How about a little government economic stimulus?
That may sound incongruous considering the budget deficit and the push from Republicans to cut government spending.
But President Obama’s first offer to avoid going over the "fiscal cliff" holds out the hope of at least some stimulus. This would include extending the 2 percentage point Social Security payroll tax cut, boosting a tax incentive to businesses, establishing a $50 billion bank for long-term infrastructure projects, and extending unemployment benefits.
RECOMMENDED: 'Fiscal cliff' 101: 5 basic questions answered
The total bill: about $255 billion out of the federal government's pocket – an amount the GOP would likely say needs to be offset by spending cuts elsewhere.
The argument in favor of such stimulus? The tax measures, at least, could minimize the drag on the economy from Mr. Obama's proposed tax increases on the wealthy.
“The increases in the top two income tax brackets would put a drag on consumption, so I think, from the Obama point of view, the spending or tax cuts are designed to offset that drag to consumption,” says Michael Brown, an economist at Wells Fargo Securities in Charlotte, N.C.
But to some budget experts, Obama’s list seems more like an opening round of negotiations, where he has asked for a lot more than he will get.
“It looks to me like these are bargaining chips,” says Pete Davis of Davis Capital Ideas, which advises Wall Street firms. “Even most Democrats had given up on the prospect of getting the payroll tax cut extended.”
Mr. Davis considers the odds of most of the stimulus proposals passing Congress “very low.”
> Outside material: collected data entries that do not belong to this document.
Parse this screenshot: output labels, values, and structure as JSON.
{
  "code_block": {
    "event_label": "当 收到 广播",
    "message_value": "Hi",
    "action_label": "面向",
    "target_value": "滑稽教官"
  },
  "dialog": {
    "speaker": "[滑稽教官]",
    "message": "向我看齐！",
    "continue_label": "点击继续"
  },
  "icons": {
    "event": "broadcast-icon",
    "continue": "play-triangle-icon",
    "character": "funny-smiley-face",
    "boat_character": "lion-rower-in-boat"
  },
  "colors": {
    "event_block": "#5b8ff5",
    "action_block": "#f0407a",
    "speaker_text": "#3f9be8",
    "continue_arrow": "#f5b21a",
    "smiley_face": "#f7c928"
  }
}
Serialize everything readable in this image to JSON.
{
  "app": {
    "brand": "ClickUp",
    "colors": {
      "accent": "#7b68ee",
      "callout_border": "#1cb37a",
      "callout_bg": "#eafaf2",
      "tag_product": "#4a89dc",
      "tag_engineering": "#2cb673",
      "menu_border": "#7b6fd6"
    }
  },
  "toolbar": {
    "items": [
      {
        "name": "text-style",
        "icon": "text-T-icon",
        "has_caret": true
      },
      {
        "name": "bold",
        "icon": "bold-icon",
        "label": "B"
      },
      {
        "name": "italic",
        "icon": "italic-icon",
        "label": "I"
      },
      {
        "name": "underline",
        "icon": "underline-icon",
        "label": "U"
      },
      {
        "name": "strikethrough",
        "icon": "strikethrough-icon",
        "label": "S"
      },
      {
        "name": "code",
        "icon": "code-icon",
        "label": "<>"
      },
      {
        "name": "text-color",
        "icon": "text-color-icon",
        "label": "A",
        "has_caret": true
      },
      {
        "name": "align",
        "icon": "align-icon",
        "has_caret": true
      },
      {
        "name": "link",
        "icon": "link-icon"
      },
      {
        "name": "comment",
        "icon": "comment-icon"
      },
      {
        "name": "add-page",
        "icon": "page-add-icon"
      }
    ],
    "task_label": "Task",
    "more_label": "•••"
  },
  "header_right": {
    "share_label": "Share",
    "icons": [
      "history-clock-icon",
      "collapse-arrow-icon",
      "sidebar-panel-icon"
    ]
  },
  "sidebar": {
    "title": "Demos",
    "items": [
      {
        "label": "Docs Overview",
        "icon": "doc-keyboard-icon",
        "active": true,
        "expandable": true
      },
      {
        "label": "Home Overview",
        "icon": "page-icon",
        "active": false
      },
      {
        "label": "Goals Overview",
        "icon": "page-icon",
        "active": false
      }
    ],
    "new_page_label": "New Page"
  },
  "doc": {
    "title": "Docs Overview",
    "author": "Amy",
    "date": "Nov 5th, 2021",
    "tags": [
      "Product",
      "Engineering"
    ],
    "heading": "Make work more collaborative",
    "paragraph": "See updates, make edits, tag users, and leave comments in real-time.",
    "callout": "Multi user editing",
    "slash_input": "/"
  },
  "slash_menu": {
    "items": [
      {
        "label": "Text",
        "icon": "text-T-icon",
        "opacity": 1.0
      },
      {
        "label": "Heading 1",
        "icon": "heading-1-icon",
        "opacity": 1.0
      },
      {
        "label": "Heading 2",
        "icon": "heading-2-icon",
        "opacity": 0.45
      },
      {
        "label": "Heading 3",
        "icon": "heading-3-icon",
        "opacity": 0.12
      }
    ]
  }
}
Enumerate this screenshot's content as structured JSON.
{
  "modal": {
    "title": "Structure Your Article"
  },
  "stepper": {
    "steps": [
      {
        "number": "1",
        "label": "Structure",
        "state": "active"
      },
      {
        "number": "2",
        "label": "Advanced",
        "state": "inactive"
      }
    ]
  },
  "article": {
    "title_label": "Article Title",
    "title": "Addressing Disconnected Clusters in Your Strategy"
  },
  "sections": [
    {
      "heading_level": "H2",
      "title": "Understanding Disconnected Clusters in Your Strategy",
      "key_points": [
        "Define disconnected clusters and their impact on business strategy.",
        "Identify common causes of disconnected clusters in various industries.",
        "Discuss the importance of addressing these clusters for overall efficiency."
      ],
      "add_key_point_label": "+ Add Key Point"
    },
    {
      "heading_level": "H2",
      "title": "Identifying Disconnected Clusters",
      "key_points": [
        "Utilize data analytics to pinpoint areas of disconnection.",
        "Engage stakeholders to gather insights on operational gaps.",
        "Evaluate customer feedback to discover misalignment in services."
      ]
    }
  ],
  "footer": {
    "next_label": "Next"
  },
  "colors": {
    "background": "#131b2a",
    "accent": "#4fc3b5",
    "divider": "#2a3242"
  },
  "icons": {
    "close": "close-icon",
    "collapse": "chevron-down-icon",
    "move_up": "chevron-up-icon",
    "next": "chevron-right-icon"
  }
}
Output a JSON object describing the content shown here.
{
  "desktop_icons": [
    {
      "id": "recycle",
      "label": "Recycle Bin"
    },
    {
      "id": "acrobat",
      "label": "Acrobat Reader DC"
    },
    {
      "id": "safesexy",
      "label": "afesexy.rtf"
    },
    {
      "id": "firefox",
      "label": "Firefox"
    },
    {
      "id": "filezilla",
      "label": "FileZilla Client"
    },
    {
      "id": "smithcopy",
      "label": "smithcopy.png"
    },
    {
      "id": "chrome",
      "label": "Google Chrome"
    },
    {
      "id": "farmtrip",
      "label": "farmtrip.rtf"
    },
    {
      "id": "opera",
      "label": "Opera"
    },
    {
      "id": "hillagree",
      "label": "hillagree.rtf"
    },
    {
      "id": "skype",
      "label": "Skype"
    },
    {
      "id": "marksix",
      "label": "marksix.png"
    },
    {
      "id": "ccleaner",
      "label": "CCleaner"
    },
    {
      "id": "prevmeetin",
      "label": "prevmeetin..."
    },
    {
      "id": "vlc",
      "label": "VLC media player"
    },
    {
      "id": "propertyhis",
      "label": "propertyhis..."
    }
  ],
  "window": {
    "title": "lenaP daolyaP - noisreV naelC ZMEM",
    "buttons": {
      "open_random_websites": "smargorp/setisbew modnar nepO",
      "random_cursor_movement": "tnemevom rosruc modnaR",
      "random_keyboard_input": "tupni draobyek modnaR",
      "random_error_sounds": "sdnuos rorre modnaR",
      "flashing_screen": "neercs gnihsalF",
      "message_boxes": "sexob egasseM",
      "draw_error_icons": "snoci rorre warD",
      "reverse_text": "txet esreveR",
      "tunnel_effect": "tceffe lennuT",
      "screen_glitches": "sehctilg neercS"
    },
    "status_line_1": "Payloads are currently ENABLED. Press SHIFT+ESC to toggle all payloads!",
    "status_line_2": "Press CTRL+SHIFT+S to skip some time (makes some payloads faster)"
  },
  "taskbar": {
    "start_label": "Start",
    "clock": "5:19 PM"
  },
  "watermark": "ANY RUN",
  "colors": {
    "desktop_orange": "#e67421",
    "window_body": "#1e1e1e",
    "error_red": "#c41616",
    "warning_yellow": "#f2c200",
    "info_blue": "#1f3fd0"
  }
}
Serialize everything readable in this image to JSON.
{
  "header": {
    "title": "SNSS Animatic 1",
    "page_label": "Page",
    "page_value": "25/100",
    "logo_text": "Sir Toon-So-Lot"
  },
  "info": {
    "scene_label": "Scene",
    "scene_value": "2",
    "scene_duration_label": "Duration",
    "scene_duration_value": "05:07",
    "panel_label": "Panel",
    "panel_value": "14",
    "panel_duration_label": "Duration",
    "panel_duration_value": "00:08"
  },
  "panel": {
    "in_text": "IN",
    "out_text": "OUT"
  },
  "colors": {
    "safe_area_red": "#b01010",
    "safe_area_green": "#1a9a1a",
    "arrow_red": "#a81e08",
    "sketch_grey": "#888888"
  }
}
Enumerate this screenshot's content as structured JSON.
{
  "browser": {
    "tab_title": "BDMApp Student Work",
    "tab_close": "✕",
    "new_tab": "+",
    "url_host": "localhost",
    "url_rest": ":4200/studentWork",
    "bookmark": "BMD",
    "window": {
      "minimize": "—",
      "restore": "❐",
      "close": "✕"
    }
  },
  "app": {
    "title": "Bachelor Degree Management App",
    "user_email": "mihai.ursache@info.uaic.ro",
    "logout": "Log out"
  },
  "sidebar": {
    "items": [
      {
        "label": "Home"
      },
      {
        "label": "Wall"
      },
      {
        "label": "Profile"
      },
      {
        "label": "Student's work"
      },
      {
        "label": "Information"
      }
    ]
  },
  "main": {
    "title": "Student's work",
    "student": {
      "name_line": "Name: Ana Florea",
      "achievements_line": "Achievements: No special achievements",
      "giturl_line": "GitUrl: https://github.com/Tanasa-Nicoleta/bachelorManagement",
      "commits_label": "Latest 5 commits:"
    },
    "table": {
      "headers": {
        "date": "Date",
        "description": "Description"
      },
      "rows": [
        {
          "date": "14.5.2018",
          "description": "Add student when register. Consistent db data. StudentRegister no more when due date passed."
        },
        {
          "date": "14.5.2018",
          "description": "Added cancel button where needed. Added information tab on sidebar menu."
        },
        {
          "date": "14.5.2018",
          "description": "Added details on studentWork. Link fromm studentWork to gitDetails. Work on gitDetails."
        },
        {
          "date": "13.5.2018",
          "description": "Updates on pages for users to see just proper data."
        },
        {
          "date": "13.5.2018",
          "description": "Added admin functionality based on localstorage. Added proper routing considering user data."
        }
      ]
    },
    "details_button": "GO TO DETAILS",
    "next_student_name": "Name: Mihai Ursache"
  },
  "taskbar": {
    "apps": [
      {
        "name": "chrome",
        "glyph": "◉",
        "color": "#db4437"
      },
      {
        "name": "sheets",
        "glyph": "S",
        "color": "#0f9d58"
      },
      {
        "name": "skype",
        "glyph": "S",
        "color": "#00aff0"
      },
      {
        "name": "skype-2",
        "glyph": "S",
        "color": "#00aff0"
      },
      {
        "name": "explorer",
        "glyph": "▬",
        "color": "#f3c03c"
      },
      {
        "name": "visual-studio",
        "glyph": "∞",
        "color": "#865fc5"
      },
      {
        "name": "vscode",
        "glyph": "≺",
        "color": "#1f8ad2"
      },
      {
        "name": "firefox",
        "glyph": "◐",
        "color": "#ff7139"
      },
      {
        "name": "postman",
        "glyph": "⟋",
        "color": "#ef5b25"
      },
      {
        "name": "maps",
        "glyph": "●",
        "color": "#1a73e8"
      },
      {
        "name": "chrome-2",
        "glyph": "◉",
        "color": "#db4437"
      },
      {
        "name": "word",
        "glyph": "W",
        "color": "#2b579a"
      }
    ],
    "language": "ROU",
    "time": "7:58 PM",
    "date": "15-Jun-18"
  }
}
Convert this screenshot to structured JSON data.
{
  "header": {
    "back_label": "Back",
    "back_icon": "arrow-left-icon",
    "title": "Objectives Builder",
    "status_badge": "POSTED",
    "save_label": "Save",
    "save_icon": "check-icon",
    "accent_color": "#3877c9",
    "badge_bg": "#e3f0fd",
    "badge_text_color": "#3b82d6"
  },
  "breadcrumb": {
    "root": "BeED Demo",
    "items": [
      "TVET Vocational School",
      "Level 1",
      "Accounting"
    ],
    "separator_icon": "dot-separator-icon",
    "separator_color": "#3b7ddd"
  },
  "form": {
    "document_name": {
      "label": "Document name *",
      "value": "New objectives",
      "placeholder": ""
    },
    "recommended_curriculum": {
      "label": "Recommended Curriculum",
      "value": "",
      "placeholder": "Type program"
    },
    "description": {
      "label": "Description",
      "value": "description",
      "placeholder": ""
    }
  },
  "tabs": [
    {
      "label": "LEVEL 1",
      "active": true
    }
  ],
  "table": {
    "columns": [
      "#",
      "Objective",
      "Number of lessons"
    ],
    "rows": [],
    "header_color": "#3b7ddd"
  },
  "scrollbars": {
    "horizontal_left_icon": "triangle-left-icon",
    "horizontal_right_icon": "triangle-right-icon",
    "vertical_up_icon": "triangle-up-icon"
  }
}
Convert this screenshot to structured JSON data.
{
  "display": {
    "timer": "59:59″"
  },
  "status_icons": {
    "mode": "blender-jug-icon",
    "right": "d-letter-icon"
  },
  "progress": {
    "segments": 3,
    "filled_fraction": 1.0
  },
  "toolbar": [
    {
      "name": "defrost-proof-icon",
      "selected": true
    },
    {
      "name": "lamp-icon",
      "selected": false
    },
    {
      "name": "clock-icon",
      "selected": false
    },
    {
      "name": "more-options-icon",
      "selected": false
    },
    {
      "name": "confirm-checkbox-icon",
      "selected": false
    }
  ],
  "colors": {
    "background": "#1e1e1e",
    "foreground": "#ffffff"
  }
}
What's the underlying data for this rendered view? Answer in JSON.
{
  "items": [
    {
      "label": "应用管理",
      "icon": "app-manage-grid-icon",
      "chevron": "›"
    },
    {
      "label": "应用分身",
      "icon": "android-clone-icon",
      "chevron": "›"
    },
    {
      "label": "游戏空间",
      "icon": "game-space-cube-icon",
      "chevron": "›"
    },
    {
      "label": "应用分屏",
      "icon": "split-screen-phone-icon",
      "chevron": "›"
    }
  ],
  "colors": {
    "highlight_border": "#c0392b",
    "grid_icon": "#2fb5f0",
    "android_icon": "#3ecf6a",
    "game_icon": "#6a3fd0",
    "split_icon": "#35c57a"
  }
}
What's needed most, say others, is just buckling down and negotiating an end to the fiscal cliff. “Cancelling the fiscal cliff is economic stimulus,” says Stan Collender, a budget expert and partner at Qorvis Communications in Washington.
If Obama's stimulus were passed, however, here is a look at the impact the four elements might have.
SOCIAL SECURITY PAYROLL TAX CUT
The largest chunk of the Obama plan is the extension of the payroll tax cut. This is the money that comes out of an individual’s paycheck as a contribution to Social Security. Two years ago, in an effort to stimulate the economy, Congress decreased the individual contribution from 6.2 percent to 4.2 percent. The employer’s contribution of 6.2 percent remained unchanged.
The Obama administration estimates extending the cuts would cost the government as much as $115 billion in revenue.
The argument for extending the tax cut is that it helps lower-income workers who live paycheck to paycheck. “The difference in the paycheck might be the ability to pay the electric bill for someone or the chance to go to a sit-down restaurant once a month,” says Chris Christopher, an economist at IHS in Lexington, Mass.
The argument against continuing the cut is that it is weakening the Social Security Trust Fund. In order to make up for the loss of contributions, the government taps the general tax revenues, says Pamela Tainter-Causey, a spokeswoman for the National Committee to Preserve Social Security and Medicare.